By Richard Vedder
Vance Fried of Oklahoma State University opined once for us that a good quality college education could be offered for a fraction of current cost. Texas entrepreneur extraordinaire Randy Best has told me that a good quality Internet based education could be offered world wide for under $2000 a year per student. I can see even a traditional (student-faculty personal interaction) university offer good quality instruction for $7000 a year. That is pretty close to costs at the good quality for profit schools. If we offered, say, $5000 maximum vouchers (Pell Grants?) to poorer students, they could finance an education without student loans. If we gave out 6 million of these vouchers averaging $4,000 apiece, the total cost, $24 billion would be vastly less than current public spending.
What would the university look like? Much like current for-profits.
1)Course offerings would be vastly more limited than at present. Professors would have much higher teaching loads.
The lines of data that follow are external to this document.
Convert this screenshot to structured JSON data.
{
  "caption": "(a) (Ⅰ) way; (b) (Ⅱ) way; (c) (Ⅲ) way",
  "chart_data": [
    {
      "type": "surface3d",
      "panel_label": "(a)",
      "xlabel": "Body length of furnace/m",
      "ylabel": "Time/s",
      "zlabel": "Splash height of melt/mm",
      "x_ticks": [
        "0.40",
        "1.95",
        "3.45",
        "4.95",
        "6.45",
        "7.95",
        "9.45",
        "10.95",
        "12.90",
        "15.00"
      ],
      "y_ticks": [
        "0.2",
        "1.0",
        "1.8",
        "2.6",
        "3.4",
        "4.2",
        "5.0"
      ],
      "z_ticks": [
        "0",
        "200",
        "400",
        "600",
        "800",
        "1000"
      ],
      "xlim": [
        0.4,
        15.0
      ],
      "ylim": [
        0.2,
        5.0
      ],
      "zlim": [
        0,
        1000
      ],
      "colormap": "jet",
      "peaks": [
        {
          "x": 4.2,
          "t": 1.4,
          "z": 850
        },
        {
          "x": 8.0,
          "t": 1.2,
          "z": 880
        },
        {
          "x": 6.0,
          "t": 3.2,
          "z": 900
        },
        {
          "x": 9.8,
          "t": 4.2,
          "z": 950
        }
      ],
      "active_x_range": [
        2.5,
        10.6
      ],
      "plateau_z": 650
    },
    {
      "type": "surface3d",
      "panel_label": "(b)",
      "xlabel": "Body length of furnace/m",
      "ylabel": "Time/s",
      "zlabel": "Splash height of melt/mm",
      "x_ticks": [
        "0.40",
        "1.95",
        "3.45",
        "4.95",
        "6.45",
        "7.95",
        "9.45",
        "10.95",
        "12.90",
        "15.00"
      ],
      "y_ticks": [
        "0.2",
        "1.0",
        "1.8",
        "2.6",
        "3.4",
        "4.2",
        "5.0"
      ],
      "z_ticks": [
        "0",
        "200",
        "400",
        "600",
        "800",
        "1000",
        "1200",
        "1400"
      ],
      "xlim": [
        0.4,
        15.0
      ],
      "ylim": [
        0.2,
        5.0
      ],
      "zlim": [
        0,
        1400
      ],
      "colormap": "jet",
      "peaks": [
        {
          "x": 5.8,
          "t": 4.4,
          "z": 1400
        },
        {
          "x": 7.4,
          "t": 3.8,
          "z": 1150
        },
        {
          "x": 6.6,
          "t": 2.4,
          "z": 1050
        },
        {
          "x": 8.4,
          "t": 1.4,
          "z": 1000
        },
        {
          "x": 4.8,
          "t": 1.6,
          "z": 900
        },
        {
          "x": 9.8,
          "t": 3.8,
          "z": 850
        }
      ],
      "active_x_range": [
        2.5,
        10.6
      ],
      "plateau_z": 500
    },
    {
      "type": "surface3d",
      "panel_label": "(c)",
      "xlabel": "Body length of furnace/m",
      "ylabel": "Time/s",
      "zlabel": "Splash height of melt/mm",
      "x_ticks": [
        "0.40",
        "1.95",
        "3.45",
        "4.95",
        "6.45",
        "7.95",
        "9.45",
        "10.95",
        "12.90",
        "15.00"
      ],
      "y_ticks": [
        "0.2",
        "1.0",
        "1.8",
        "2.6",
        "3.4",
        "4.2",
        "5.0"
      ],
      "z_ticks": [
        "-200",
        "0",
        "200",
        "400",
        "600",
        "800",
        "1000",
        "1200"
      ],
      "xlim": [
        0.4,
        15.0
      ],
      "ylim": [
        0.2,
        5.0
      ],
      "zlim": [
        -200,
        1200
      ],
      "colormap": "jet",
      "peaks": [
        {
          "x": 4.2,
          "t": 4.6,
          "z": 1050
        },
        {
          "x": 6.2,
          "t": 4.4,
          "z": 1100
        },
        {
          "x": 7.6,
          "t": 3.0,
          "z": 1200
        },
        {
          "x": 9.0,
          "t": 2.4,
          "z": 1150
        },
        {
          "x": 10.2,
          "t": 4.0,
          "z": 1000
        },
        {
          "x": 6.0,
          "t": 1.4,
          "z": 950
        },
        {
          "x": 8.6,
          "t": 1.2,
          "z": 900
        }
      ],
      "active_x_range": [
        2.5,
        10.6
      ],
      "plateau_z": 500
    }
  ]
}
Libraries would be small and mostly internet-based.
2) Research would be financed separately at separate research institutes, as would graduate education. This would make transparent the enormous cross subsidization going on in higher education.
3) There would be a very small administrative staff of registrars, admissions people, etc., and no PR specialists, diversity coordinators, football coaches (there would be no intercollegiate athletics), or residence life people (no dorms).
4) Buildings would be clean, modern and utilitarian, but not luxurious and used 80-90 hours a week and year round. There would be no climbing walls, indoor running tracks, 50 seat Jacuzzis or the like (common in today's residential colleges).
5) Technology would be used to the hilt, with traditional teaching mixed with a lot of computer and television based instruction. Great lectures from superstar teachers, for example, would be used for years and replayed frequently, with the instructors paid handsomely, but with low per lecture costs per student.
6) There would be no tenure, no art galleries, no development office, etc.
7) Learning would be measured, outcomes reported and transparent.
8) There would be no Office of Student Financial Aid.
Students wanting socialization, country club like facilities, football teams, etc., could go to the high priced alternative, but would be expected to shoulder the extra cost of such institutions themselves. The government would otherwise get out of the undergraduate education business. I have nothing against Cadillac/Lexus quality education at yuppie residential schools (I went to one myself). But I question whether it is a public responsibility to pay for it. We do not pay for high school kids to go to Phillips Exeter or Groton (expensive private boarding schools) -- why do we pay for them to go to Harvard?
Such an idea would save money, improve access, lower the growth in college costs (vouchers would go up only with the rate of inflation). We would have more and better educated college graduates a generation from now. Why don't we do it? The Establishment of university folks, student loan providers, etc., do not want this. So we pay more for less, and suffer as a nation as a consequence.